The players, well, they don’t care – they play a game, rake in the moolah and a few rotten apples can’t be allowed to spoil the party for them all. The teams are worried but they would be more worried if the IPL shut down completely, but it hasn’t. Sunil Gavaskar, the interim BCCI president for the IPL, takes the tough line but he has no real power.
In the UAE and in India, fans are lining up for the tickets and of course, the coveted passes are always in demand. Bollywood stars are flying to the UAE to watch the opener. The ad and brand gurus will tell you India likes tamasha and that is what the Indian Premier League is. It’s entertainment and not cricket. In the UAE, the IPL has managed to find its way to the front pages of the newspapers bringing back memories of Sharjah in its heyday. In India, the pages are full of IPL news.
Here is the simple truth: We don’t care if the India Premier League is fixed. We don’t care about it as long as we don’t know how it is fixed. In fact, we now watch matches trying to figure out just what part was fixed. That is a new game, that is the new IPL and it’s just as exciting.
Sport has been fixed through the ages – athletes dope, they cheat, they dive and try to fool the referee/umpire all the time… they try and eke out every little advantage they can. It is an undeniable truth.
WG Grace is known to many as the ‘father of modern cricket.’ In his era, gambling by players on match results was widespread in England. Grace, himself, was widely known to be a habitual sledger - of rivals and umpires.
In his book, It's Not Cricket, Simon Rae described Grace as “tyrannical, domineering, intimidating” and a frequent cheater who would try to fool umpires and rivals with his comments.
In fact, Grace’s most famous quote comes from an exhibition match when, upon being bowled, he reset the stumps and told his hapless opponent: “These people have not come to watch you bowl. They have come to watch me bat.”

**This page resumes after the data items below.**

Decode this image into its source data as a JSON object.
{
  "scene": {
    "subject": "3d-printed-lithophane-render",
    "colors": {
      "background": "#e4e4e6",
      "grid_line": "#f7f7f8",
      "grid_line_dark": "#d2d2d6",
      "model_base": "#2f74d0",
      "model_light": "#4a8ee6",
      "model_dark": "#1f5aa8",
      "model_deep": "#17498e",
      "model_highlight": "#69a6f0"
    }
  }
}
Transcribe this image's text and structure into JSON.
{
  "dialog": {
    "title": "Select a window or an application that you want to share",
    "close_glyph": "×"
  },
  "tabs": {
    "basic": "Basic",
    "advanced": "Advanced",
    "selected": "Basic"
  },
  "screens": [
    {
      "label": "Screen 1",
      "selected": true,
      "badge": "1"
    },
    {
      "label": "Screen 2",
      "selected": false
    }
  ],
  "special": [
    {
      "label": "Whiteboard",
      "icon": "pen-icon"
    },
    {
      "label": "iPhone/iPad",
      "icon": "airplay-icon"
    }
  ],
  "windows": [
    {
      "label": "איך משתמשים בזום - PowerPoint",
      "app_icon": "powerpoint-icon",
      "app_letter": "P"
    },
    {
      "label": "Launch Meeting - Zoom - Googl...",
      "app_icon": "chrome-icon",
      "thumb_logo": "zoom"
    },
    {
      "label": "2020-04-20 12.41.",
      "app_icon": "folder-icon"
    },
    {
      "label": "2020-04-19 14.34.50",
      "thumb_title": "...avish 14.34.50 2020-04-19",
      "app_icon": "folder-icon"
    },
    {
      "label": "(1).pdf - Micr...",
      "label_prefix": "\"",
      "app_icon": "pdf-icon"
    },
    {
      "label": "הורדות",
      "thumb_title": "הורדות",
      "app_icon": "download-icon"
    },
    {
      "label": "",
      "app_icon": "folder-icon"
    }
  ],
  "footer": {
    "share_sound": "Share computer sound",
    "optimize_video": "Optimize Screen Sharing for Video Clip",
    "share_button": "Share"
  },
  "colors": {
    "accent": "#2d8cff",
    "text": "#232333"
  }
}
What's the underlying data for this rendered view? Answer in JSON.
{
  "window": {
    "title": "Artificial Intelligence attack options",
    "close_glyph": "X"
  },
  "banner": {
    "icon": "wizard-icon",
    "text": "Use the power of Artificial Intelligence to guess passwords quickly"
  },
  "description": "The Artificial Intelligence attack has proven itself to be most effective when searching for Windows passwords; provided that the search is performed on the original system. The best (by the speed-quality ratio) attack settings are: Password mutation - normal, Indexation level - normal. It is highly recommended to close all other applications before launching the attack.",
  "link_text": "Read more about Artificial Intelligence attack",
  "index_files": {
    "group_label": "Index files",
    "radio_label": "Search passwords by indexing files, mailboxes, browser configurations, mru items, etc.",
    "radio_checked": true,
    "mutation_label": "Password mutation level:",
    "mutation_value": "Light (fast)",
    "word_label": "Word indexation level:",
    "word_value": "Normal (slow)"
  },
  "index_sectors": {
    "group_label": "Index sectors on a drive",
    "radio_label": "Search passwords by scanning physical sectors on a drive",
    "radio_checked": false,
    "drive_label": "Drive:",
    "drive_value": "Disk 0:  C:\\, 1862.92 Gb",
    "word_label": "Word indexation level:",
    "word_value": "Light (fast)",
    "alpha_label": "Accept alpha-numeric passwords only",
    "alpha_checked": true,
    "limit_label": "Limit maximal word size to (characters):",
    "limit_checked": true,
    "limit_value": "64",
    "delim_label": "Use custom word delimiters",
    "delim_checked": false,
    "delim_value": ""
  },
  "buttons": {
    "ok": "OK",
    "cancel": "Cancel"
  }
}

Of course, fixing is a lot more sophisticated now. It may involve towels, satellite phones and other leading technologies. It may also involve team owners, Board administrators and players attempting to cover up for their friends. It is far more difficult to spot unless you are a noob like Mohammad Aamir and overstep the bowling crease by the proverbial mile.
Which is why when we now sit with friends to watch an IPL match we not only marvel at the shots, the great catches and the superb bowling but we also try and figure out which parts of the game were fixed and that is far tougher to do because unless the fix is caught you will never know.
Imagine for a moment that India had won the recent World T20 tournament in Bangladesh. In the final, Lasith Malinga dropped a sitter to give Virat Kohli, then on 11, a life. The Indian batsman went on to make 77 and was the top-scorer for India by a big margin. So if India would have won, how many of us would have thought that Malinga’s drop was the fix?
The percentage would have been huge no doubt because as cricket fans we have seen the sport being hit by many fixing scandals over the years. Each time the ICC comes out and tells us they are taking measures to ensure that it won’t happen again. Each time the BCCI comes out and bans cheerleaders. But then again, fixing finds a way back to the surface. So much so that in the minds of many fans, fixing is part of the cricketing furniture.
We are all constantly second-guessing ourselves during matches – in our heart of hearts we hope that it is all real and pure but a part of us is never sure. We tell ourselves – this isn’t cricket, this isn’t the game we love, this is a new game. That’s how we attempt to ‘fix’ ourselves and the game we love.